Andrew Coward, the former VP of strategy at Brocade Communications, has become the CEO of Lumina Networks, a new company built with the software-defined networking (SDN) controller assets from Brocade.
Lumina Networks, which launched today, will be headquartered in San Jose, California, with offices in the U.K., India, and Australia. Its controller, which is based on OpenDaylight (ODL), will be called the Lumina SDN Controller.
Coward said since the announcement that Broadcom was buying Brocade, he’s been considering where he wanted his own career to go. It occurred to him to spin out the SDN controller business, and Brocade’s board agreed to the plan.
Along with the controller, Lumina acquired an application, now named the Lumina Flow Manager, for traffic engineering of the network with advanced algorithms such as path-computation. Lumina also gets another controller-based application — the Lumina Zero Touch Installer — that provides initialization of devices, such as virtual CPE, with the correct software image and configuration.
With its purchase, Lumina gets all the former Brocade customers that are already using the controller. Coward said, “We’re bringing along about 200 customers with us. We’re by far the largest distribution of OpenDaylight today.”
One of its biggest customers is AT&T. And Coward said other similar size carriers in North America and Asia are using the controller.
Lumina is launching with about 60 employees, the majority of which are coming from Brocade. In addition, about six to 10 employees of Serro Solutions are joining Lumina, including its CEO Nitin Serro. Lumina is taking over Serro’s ODL projects, but there is no monetary transaction between the two companies. Serro and Lumina will cooperate as business partners to jointly work on integration projects.
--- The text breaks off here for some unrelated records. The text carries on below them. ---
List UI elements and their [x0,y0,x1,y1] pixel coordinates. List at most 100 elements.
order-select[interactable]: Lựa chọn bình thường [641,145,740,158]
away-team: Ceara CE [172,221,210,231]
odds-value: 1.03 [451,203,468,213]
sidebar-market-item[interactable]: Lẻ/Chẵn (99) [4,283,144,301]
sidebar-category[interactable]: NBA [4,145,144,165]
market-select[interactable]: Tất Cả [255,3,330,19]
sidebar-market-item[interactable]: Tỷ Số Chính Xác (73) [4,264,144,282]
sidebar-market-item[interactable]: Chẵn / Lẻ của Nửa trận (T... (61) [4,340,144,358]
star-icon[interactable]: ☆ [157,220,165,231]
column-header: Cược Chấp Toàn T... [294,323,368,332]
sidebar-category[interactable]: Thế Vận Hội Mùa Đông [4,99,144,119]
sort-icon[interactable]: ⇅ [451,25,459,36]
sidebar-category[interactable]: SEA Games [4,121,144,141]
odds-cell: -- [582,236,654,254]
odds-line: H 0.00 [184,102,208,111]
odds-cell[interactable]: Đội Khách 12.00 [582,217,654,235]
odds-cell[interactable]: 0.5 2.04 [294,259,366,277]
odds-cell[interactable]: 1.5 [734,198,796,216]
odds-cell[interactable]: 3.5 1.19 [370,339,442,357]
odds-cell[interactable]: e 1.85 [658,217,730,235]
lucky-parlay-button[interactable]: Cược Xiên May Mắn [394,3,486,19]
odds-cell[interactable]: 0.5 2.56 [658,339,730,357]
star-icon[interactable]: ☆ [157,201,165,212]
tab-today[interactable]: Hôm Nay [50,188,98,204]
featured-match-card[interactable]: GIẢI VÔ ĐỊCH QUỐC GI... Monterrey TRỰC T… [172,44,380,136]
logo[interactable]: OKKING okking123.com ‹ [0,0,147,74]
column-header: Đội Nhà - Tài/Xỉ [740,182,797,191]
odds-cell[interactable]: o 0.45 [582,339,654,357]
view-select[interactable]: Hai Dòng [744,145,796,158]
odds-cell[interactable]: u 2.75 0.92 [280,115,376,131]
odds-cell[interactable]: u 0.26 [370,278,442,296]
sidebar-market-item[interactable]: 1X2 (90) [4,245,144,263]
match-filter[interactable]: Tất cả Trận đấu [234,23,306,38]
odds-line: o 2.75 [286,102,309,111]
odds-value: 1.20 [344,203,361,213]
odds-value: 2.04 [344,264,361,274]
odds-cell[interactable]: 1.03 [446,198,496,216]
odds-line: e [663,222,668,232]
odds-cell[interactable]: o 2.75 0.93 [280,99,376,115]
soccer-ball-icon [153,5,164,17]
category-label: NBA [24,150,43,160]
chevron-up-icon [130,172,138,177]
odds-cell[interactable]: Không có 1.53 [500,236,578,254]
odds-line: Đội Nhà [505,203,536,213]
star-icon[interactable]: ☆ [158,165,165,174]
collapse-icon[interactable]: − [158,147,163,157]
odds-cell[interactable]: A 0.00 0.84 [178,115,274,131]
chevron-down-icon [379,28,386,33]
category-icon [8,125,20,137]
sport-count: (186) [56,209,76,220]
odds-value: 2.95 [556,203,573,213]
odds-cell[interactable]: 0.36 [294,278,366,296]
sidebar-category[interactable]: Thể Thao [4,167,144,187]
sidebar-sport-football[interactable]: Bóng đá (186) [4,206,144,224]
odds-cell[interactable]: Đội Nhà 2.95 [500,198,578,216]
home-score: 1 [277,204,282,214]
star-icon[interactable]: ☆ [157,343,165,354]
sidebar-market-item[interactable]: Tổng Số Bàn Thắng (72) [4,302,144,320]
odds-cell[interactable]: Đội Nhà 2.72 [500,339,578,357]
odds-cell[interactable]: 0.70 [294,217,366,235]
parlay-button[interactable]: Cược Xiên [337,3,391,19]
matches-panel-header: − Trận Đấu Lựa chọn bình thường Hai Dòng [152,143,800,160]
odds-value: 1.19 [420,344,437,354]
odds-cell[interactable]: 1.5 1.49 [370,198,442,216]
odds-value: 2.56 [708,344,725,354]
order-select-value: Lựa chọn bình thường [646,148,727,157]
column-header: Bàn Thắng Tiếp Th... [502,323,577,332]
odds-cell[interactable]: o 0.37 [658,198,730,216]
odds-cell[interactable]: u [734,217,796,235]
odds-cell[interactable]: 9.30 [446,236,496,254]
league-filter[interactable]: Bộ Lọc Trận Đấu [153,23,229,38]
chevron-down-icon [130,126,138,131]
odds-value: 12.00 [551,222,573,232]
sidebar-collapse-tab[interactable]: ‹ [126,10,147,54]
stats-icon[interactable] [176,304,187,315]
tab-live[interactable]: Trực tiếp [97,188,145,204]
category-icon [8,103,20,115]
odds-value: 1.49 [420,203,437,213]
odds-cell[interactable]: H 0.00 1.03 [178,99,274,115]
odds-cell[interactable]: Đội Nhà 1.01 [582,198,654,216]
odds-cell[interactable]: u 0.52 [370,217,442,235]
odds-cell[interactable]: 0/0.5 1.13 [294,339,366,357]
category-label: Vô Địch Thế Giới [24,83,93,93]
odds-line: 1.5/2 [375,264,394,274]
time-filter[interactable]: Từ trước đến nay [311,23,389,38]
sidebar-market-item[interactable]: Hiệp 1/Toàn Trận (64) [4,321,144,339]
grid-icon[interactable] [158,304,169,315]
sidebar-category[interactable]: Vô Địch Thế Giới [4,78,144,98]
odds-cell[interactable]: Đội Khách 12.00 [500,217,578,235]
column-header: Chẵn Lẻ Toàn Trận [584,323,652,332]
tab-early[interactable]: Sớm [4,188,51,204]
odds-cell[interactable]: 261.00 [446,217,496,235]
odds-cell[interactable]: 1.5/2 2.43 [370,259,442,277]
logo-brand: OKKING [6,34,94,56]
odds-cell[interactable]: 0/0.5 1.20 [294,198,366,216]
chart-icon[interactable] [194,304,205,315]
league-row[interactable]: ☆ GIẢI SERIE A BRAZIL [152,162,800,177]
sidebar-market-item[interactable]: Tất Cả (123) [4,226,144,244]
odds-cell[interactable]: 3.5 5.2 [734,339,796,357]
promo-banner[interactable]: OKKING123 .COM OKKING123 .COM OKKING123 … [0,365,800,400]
The SDN controller from Brocade was homegrown. “When OpenDaylight started, Brocade started hiring to create a distribution for it,” Coward said. “Our aim was to take as much out of OpenDaylight as possible. We cut out what customers weren’t using.”
After some time, the team of engineers at Brocade also realized that customers needed some integration capabilities around the software. Brocade created a network development team that helped Tier 1 carriers get their projects out of the lab and into their live networks.
Lumina will continue that strategy, offering its customers Network Development (NetDev) Services to help them integrate the controller into their production networks. NetDev methodologies are designed to enable customer teams to become self-sufficient in managing their new open source platforms.
To ensure 100 percent compatibility with OpenDaylight’s code base, Lumina will contribute enhancements made to its SDN controller back to the open source community.